Dr. Shu: Yeah, RSV is a virus, it stands for respiratory syncytial virus, which I don't expect any parents to remember, and it's the cause of a common cold in most people, especially older children, let's say two or three and older, but in younger kids under six months, under two years, it can cause something called bronchiolitis, where the smallest airways of the lungs can get blocked and filled with a little bit of fluid, so you might hear some wheezing or whistling in their lungs when they're breathing in and out, it might sound like that child has asthma. They may have rapid heavy labored breathing, they may be coughing a lot, and there may be a fever. And so, those kids, the problem is that even though they sound like they have asthma, asthma-type medicines don't typically help them get better. So if a child with RSV bronchiolitis is still eating well and able to stay hydrated, then a parent would probably be able to manage that at home, but if you're starting to see a fever that lasts for longer than a couple of days or gets higher and higher if they're having any respiratory problems, then that child may need to go to the hospital because sometimes they'll need to get some oxygen to help them through this type of condition, and some kids need some help with feeding and staying hydrated with an IV or possibly tube feeds.
DNB: God forbid, your kid gets admitted to the hospital, what can you expect or what do they typically do for those babies?
Dr.

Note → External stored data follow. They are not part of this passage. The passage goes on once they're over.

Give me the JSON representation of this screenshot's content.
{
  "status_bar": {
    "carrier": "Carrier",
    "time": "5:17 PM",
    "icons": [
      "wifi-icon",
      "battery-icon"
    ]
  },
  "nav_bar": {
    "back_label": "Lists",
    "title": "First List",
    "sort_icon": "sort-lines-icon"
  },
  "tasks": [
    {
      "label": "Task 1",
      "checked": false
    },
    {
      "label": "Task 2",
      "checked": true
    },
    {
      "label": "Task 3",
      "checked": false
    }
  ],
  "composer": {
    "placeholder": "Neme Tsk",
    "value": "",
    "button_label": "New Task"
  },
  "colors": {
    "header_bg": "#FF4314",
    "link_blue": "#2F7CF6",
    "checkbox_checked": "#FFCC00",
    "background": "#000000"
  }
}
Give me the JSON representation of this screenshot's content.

Shu: So kids who end up having to go to the hospital will be monitored and they'll usually have some type of probe, like a little... It'll look like an elastic bandage, for example, that goes around their finger, or their foot, or their toes to measure their oxygen levels, and if it goes low, then those kids may need to get some oxygen and that might look like a face mask, or a hood that goes over their crib, or little... A nasal cannula, which is little tubing in the nose. Some kids need a little extra oxygen if they have the RSV bronchiolitis and need to get hospitalized.
DNB: Are you, as a pediatrician or your office looking at how you're going to assess these common colds in children as we kind of work through the COVID-19 crisis?

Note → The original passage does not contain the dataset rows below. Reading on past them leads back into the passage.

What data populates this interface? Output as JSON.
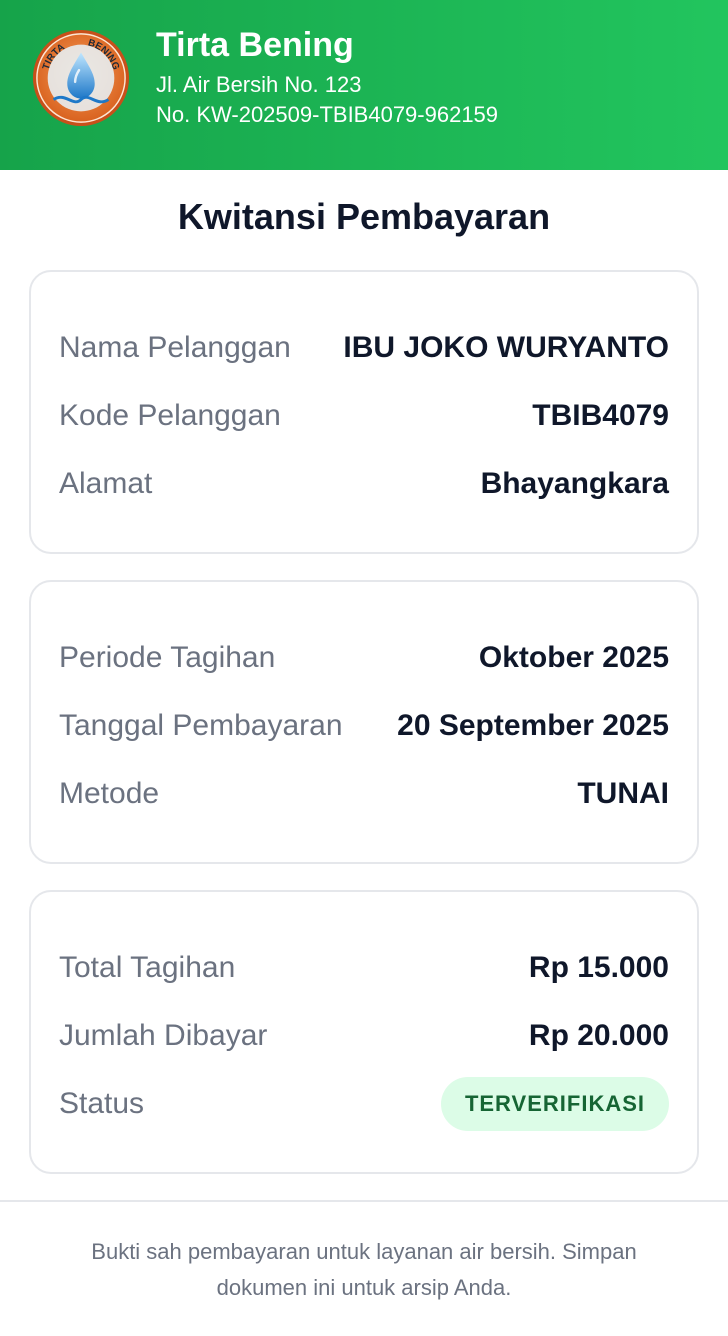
{
  "header": {
    "brand_name": "Tirta Bening",
    "address": "Jl. Air Bersih No. 123",
    "receipt_no": "No. KW-202509-TBIB4079-962159",
    "logo_text_left": "TIRTA",
    "logo_text_right": "BENING"
  },
  "title": "Kwitansi Pembayaran",
  "customer": {
    "name_label": "Nama Pelanggan",
    "name_value": "IBU JOKO WURYANTO",
    "code_label": "Kode Pelanggan",
    "code_value": "TBIB4079",
    "address_label": "Alamat",
    "address_value": "Bhayangkara"
  },
  "billing": {
    "period_label": "Periode Tagihan",
    "period_value": "Oktober 2025",
    "date_label": "Tanggal Pembayaran",
    "date_value": "20 September 2025",
    "method_label": "Metode",
    "method_value": "TUNAI"
  },
  "payment": {
    "total_label": "Total Tagihan",
    "total_value": "Rp 15.000",
    "paid_label": "Jumlah Dibayar",
    "paid_value": "Rp 20.000",
    "status_label": "Status",
    "status_value": "TERVERIFIKASI"
  },
  "footer": {
    "note": "Bukti sah pembayaran untuk layanan air bersih. Simpan dokumen ini untuk arsip Anda."
  },
  "colors": {
    "header_start": "#16a34a",
    "header_end": "#22c55e",
    "badge_bg": "#dcfce7",
    "badge_text": "#166534"
  }
}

Dr. Shu: Yeah, it's definitely a challenge to have COVID-19 along with common colds and flu once it's flu season, so with people being separated now that a lot of daycares and schools are closed, we're not seeing as much illness in the office right now, but I know that, that will definitely pick up once the weather changes and people are exposed to one another a little bit more. In general, common cold, will be kind of like low level symptoms for one or two weeks and then go away. Something like the flu, you'll have a sudden fever and that can last maybe a week and go away. And then, with COVID-19 in kids, we don't see it as much as with adults, which is wonderful. But babies under a year, and anybody with certain medical conditions who put them already at risk from... Especially a respiratory standpoint, could get sick more quickly and more seriously than typical kids without any medical problems. So, I really do have an eye out for kids under one-year old especially.